LOSA members have a private Facebook page, which has been a source of comfort for many of us lately. Just knowing that we are sharing a lot of the same feelings provides a new level of camaraderie. We are all at different phases of our careers. Some are just starting out, having finished their first season at Lyric, with so many years of singing on that magnificent stage ahead of them. There are those in their singing prime, missing this time to express themselves to audiences, through their strong voices. Similar to athletes’ and ballet dancers’ bodies, singers’ voices don’t last forever. Then, there are those in the twilight years of their careers at Lyric, like Tom Sillitti, bass, who is not sure that after this pandemic is over, there will be “the possibility of ever walking onto that great stage again, among all the history that I am now part of. It is already feeling like losing a loved one, and not having closure. I’ve been fortunate to be part of the celebrations for so many of my former colleagues as they prepared to leave the profession they loved. But what happens now to those of us who will most likely never experience that wonderful closeness of treasured colleagues, having the experience of preparing your last entrance onto the stage, or the bitter-sweetness of your final bow. I know that time will heal some of these emotional wounds, but there will always be a feeling of something very important and integral to my life being incomplete. Let’s just hope that there is a viable treatment or vaccine soon that gives us just a little more time together on that marvelous stage!”
Life goes on…
Many LOSA members have started to get low on funds and have found other sources of income unrelated to our long and satisfying careers in live opera. Ron Watkins is one of them. He is one of the hardest working colleagues that we have. After 2 weeks of working 10 hour days, aerating lawns, he is already being groomed to be a Lawn Specialist. However, he was recently asked to record 2 songs for Lake Street Church of Evanston, “It’s a Beautiful Day in the Neighborhood” and “What a Wonderful World”.
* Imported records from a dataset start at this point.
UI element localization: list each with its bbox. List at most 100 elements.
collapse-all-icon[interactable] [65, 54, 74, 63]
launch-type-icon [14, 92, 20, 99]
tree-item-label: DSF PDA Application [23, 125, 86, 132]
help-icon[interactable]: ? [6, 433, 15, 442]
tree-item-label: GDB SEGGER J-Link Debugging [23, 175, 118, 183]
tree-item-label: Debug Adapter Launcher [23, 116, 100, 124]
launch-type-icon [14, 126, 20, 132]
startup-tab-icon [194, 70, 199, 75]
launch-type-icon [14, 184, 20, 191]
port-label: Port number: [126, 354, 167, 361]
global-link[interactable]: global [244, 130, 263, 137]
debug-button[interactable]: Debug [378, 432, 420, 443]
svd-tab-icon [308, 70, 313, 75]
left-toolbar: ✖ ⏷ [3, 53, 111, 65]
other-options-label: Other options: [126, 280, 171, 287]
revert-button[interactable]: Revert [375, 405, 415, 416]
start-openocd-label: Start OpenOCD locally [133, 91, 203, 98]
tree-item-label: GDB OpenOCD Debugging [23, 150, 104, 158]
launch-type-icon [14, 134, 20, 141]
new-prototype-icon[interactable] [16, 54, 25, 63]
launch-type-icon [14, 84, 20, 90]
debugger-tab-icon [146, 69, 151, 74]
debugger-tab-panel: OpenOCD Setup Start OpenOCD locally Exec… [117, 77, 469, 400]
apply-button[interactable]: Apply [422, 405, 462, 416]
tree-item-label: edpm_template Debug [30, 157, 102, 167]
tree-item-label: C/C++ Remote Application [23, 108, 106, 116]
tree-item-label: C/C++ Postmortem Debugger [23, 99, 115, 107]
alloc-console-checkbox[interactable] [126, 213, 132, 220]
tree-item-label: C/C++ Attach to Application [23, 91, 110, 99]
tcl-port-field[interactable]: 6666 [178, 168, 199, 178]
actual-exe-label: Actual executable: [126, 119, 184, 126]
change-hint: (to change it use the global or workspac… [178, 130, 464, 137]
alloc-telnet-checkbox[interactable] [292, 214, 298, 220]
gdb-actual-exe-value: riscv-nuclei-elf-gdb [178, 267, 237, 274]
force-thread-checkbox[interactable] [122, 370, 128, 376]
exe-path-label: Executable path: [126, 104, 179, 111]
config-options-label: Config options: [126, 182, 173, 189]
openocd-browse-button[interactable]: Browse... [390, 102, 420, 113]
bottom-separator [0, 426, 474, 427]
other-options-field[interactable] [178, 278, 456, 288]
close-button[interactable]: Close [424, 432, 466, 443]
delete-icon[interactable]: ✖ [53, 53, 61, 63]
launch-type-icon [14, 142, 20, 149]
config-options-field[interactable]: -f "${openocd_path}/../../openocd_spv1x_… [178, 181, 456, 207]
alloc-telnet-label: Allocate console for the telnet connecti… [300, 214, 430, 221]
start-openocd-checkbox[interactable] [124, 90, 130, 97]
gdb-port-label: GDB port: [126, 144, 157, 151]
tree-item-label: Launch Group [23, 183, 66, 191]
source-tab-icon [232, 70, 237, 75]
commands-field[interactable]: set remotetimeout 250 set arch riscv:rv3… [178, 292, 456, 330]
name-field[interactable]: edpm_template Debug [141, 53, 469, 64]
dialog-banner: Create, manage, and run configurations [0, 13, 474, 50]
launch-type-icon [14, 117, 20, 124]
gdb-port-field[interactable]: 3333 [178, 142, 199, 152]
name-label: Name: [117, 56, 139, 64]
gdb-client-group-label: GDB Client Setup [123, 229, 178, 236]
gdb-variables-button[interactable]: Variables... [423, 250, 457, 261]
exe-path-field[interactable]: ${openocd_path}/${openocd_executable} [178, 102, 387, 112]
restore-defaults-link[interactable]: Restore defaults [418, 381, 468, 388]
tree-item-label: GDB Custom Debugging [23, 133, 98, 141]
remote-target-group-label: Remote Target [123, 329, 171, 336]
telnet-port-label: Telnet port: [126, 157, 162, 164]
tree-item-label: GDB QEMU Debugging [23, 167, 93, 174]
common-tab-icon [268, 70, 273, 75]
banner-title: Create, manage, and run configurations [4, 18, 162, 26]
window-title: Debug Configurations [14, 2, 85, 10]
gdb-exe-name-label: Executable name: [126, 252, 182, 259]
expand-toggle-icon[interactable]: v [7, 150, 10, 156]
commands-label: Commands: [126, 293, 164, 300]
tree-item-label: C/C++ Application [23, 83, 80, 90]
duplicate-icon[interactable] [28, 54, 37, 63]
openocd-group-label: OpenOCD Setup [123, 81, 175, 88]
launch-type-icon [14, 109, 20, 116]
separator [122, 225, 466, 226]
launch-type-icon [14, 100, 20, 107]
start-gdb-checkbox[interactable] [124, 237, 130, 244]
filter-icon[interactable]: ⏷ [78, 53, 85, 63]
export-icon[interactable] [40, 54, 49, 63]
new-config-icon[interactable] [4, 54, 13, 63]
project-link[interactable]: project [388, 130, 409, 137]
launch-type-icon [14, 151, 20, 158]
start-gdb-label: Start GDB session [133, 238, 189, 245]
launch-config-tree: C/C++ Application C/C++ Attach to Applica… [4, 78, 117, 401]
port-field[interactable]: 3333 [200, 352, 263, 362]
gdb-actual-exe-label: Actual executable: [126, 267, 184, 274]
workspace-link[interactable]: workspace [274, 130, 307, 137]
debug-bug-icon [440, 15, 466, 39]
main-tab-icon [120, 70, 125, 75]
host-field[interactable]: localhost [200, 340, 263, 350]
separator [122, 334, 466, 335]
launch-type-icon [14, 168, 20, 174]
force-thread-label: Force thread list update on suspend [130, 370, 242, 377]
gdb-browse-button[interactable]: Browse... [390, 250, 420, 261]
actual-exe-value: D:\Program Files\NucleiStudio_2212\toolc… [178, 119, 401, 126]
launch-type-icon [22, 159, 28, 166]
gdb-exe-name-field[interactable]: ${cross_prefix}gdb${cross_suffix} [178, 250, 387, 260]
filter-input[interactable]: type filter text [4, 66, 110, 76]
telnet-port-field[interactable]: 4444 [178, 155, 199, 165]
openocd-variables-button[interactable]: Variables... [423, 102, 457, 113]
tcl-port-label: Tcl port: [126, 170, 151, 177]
After taking time to practice and record those songs, he said, “No matter what else I do, I am an artist.” My colleague Max Wier believes that every employer should hire singers. “We are the most adaptable people, have smiled through the worst, and have worked with every personality type, becoming an expert in a skill that requires the most multitasking than almost any other career path: language, subtext, technique, memorization. Having the skills to survive the environment long enough to have a steady career of any kind- mentally, physically, socially, we are armed and armored with an amazing quiver of skills valuable in several workplaces. We are the definition of self-motivated and team players.” Fortunately, many of us have the ability, passion, and technical fortitude to teach voice lessons, and make recordings. This musical outlet feeds our souls, and helps the next generation of songbirds to find their voices. Once an artist, always an artist.